第26話手に入らぬもの
「メネヴェ····あなたは何てことを!」
「どうしてかしら?主はその時ばかりは私のことを信じて下された」
何度も記憶を持ったまま生まれてくることは苦痛だと、彼に漏らしたことがあった。次に生まれてくる時は全て忘れてまっさらな私でいたらいいなとも。
だから、彼はあの時許さないと言ったのだ。
「シュヴァイツ····」
こんなこと望むはずがないじゃない。望む時は彼も一緒でないと意味が無いのに。
「そなたのことなど直ぐに忘れると思った。あるいは裏切られた憎しみで生まれ変わったそなたを殺すだろうと·····それなのに」
いきなり距離を詰めたメネヴェがフィエルンの首に指をくい込ませた。
「う、く」
「なぜそなたを忘れぬ?なぜそなたなのだ?なぜ私を見て下さらぬ?」
「メネ·····ヴェ」
闇の神の眷属たる魔物である女が、はらはらと涙を流す。フィエルンは驚愕の思いで見ていた。
「なぜこんな気持ちをもたねばならぬ?なぜ苦しいのだ?」
長い年月の中で変わったのは魔王だけではないと、どうして今まで気付かなかったのか。闇が何も生まないなど嘘だ。
原初にあったのは闇と混沌。光はその中から生じたのだと聖女であるフィエルンは知っている。

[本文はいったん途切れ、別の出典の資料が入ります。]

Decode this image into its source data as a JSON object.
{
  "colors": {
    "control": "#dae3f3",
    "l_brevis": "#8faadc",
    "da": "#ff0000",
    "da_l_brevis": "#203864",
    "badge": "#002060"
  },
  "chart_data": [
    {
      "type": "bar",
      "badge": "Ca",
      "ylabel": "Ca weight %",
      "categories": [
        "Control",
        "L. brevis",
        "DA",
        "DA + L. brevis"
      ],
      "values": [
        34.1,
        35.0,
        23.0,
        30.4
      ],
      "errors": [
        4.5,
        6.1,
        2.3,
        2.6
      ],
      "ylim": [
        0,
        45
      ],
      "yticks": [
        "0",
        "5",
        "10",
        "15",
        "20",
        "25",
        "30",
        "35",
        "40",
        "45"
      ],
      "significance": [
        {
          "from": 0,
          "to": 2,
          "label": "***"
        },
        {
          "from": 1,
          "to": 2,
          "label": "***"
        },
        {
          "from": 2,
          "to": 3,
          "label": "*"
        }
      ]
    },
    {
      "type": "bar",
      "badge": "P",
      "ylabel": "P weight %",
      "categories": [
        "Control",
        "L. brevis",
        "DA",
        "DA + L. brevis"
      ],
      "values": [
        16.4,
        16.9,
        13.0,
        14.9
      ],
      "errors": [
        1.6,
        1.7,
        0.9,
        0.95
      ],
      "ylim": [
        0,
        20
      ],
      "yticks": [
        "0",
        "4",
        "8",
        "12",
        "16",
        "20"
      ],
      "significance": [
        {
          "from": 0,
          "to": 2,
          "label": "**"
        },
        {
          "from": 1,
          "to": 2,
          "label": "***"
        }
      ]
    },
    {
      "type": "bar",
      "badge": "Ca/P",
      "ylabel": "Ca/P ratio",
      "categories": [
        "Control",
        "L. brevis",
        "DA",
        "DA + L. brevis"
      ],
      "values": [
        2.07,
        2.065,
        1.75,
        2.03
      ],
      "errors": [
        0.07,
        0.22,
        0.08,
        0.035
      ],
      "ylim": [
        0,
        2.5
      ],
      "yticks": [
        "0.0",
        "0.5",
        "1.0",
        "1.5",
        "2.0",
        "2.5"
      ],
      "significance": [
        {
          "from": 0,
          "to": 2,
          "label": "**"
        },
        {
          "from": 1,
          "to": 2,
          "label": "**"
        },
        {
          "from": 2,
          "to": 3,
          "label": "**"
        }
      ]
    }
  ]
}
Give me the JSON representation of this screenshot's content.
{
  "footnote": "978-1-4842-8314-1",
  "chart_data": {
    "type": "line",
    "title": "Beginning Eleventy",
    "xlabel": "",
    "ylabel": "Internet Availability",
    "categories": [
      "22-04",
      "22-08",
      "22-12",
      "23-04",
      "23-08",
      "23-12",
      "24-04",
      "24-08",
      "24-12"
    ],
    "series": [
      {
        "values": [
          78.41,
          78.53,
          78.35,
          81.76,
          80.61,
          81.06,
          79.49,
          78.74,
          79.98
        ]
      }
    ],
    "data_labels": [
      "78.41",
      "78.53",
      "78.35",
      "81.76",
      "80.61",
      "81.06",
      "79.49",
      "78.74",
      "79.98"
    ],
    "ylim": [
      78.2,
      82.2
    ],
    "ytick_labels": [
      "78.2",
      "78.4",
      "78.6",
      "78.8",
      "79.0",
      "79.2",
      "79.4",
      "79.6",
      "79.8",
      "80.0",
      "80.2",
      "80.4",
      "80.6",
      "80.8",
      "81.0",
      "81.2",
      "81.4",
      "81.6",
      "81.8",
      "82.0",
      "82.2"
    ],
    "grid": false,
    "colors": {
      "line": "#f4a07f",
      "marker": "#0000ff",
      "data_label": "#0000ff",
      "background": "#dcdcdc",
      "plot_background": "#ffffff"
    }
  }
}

金色の光が瞬時にフィエルンを包み、悲鳴を上げてメネヴェが離れた。膝をついて咳き込んだフィエルンの横で、彼女は焼けた手を庇いながら罵った。
「また殺してやる。あの方の前に現れる前に、あの方が忘れるまでずっと」
メネヴェが、これほどの激情を抱えていたのにテネシアは気付きもしなかった。
当時のテネシアは、常にシュヴァイツを映して幸福を享受していたのだから。
溢れた薬草茶が空中へ立ち昇り、無数の針に形を変えた。
「死ね!」
「メネヴェ!」
一斉に降り注ぐ針は、フィエルンには届かなかった。聖女の力はメネヴェの攻撃を跳ね返した上に上乗せし、彼女の身体に多くの穴を開けた。
「ぐっ、そな····など」
ちぎれかけた腕を伸ばし尚も掴みかかろうとするのを、フィエルンは目を逸らすことはなかった。
メネヴェは聖女には勝てない。分かっていたから毒を呑ませたのだ。
だけど今の彼女は何も考えていない。ただ必死だった。
聖女の光に触れた肉体が焼け爛れていく。
「ある······シュ····」
崩れたメネヴェには上半身が辛うじて残っていいた。ブツブツと言葉を紡ごうとするが声はもう出ない。
それでも恋した男の名を呼んでいるのだと、フィエルンには分かってしまった。
だからこの神殿を守る結界を彼女の為に一度解いた。光に炙られた身体は魔王ほどの存在でない限り再生しないから彼女は近いうちに消滅するだろう。
メネヴェは名を呼びながら、すうっと姿を消した。最後に彼に会いに行ったのだ。
聖女の力の痕跡をシュヴァイツが気付かないはずがない。彼に残酷に殺されると分かっていて、フィエルンはメネヴェを行かせたのだ。
テネシアとしての自分を殺され、シュヴァイツを1人にしてしまったことの怒りはあった。でもメネヴェの気持ちは痛いぐらい伝わった。
だからこれはフィエルンなりの手向けだった。